Government scientists are analysing the substance at the centre of the Russian spy attack, amid fears it was a deadly nerve agent used in previous high profile political assassinations.
Experts from the government’s chemical defence laboratory at Porton Down, just six miles from where Sergei Skripal was targeted in Salisbury, were understood to be urgently trying to identify the chemical.
The former Russian spy and his 33-year-old daughter Yulia, who was with him at the time, were rushed to Salisbury District Hospital, where a major incident was declared, amid fears the mysterious substance could result in further casualties.
One theory being explored was that the substance could be the deadly nerve agent, VX, which was used last year in the murder of Kim Jong-nam – the estranged half brother of the North Korean leader Kim Jong-un.
The chemical was first developed by the British firm, ICI, in the 1950s, but was put to deadly use by Saddam Hussein in an attack against the Kurds in 1988.
Kim Jong-nam was killed last February at Kuala Lumpur International Airport, when two women approached him and smeared cloths soaked with VX nerve agent across his face.
The fast-acting toxin began to attack his nervous system and despite being able to alert officials, he was dead within 20 minutes.
VX, which is the most deadly of all nerve agents, was first developed in the 1950s and is a tasteless and odorless liquid, which can be fatal for humans on skin contact.
It penetrates the skin and disrupts the transmission of nerve impulses, leading to a loss of consciousness, paralysis and eventually fatal respiratory failure.
Counter-terror police, who are now leading the investigation into the Salisbury poisonings, will also be examining the 2012 death of Russian whistleblower, Alexander Perepilichnyy, who died in mysterious circumstances.
He was initially thought to have died of natural causes while out jogging, but traces of a deadly chemical was later found in his stomach.
It was later suggested he could have been poisoned using the plant Gelsemium elegans, which had been secreted in the sorrel soup he ate shortly before he died.
Hamish de Bretton-Gordon, a former commander of the British Army’s chemical, biological, radiological and nuclear regiment, said the attack had all the hallmarks of a toxic airborne nerve agent.
One theory being explored by counter-terrorism experts is that the substance was contained in an aerosol that was sprayed in the faces of Mr Skripal and his daughter.

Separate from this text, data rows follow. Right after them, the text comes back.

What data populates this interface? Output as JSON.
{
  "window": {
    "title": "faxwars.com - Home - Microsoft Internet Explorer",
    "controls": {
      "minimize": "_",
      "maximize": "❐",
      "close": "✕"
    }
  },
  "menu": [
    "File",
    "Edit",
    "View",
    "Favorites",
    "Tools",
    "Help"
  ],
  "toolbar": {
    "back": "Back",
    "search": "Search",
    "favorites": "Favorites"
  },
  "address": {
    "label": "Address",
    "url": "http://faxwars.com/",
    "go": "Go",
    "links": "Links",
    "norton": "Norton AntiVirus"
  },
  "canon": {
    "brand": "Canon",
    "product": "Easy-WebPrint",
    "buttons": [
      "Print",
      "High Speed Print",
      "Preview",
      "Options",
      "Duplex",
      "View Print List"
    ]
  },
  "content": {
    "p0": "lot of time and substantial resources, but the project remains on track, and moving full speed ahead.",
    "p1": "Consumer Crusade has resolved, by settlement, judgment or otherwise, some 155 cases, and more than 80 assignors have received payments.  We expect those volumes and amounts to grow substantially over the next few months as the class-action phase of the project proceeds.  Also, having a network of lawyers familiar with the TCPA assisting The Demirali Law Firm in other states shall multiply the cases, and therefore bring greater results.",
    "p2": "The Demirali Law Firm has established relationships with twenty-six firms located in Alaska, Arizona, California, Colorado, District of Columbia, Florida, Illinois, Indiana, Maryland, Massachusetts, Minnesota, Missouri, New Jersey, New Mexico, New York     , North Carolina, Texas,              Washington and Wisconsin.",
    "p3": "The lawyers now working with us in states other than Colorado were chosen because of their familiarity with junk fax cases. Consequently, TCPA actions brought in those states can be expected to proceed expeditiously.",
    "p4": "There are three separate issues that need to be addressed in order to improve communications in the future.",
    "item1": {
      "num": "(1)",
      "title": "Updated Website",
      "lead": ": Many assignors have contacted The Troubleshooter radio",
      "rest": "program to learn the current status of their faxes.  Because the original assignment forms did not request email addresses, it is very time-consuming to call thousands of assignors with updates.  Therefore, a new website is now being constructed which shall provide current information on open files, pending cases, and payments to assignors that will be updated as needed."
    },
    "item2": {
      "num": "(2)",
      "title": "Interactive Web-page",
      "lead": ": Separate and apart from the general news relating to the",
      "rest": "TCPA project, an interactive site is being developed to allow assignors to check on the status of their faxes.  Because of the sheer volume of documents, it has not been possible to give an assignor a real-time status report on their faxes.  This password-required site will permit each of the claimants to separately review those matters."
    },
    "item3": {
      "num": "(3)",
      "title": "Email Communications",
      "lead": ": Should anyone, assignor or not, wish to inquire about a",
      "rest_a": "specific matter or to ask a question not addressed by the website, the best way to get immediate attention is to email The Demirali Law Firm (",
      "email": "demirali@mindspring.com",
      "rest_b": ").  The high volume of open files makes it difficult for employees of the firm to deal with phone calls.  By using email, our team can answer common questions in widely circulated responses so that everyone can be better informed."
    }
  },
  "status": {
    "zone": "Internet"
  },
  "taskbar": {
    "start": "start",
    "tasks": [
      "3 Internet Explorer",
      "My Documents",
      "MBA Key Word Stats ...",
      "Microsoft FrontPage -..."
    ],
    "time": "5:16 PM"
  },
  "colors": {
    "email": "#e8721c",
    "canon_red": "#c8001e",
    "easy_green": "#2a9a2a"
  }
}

Officials have said there is no danger to the wider public, but have warned emergency workers who attended the scene, to be wary if they develop itchy skin or eyes or suffer from breathing problems.
Video: CCTV shows ‘persons of interest’ in Salisbury
Mr de Bretton-Gordon, who is now chief executive of Avon Protection Systems, told The Telegraph that VX was one possibility in the Salisbury incident.
He said: “I certainly don’t think it’s a radiological isotope like polonium-210 that we saw with, Alexander Litvinenko, mainly because it takes considerable time to take effect.
“With Litvinenko it wasn’t obvious for two or three days. It would appear that whatever they took or were given or were attacked with, is rather quicker than that.”
Witnesses reported seeing Mr Skripal holding his hands in the air and shaking violently after he collapsed.
Mr de Bretton-Gordon said: “The shaking hands, and also I have also seen it described as him appearing to be frozen, that is sort of what nerve agents do, because they destroy your nerves.”
He also said the precautions taken by police, including the use of protection suits, is what would be expected, if they thought they were dealing with a toxin or nerve agent.
The other deadly toxins under the microscope
Other deadly toxins which are likely to be tested for include the likes of Anthrax and Sarin, will be being tested for.
Anthrax, which is an infection caused by a bacteria, is invisible and odourless and can cause a painful death if inhaled into the lungs.
In less concentrated doses it can cause severe itchiness and shortness of breath.
Emergency workers, including the police who attended Mr Skripal, were warned be alert if they developed either of these conditions.
Sarin, which was originally developed in Germany in the 1930s as a pesticide, is used in chemical warfare as a nerve agent.
It can be absorbed through the skin, or by breathing it in and exposure to large amounts can lead to a painful death.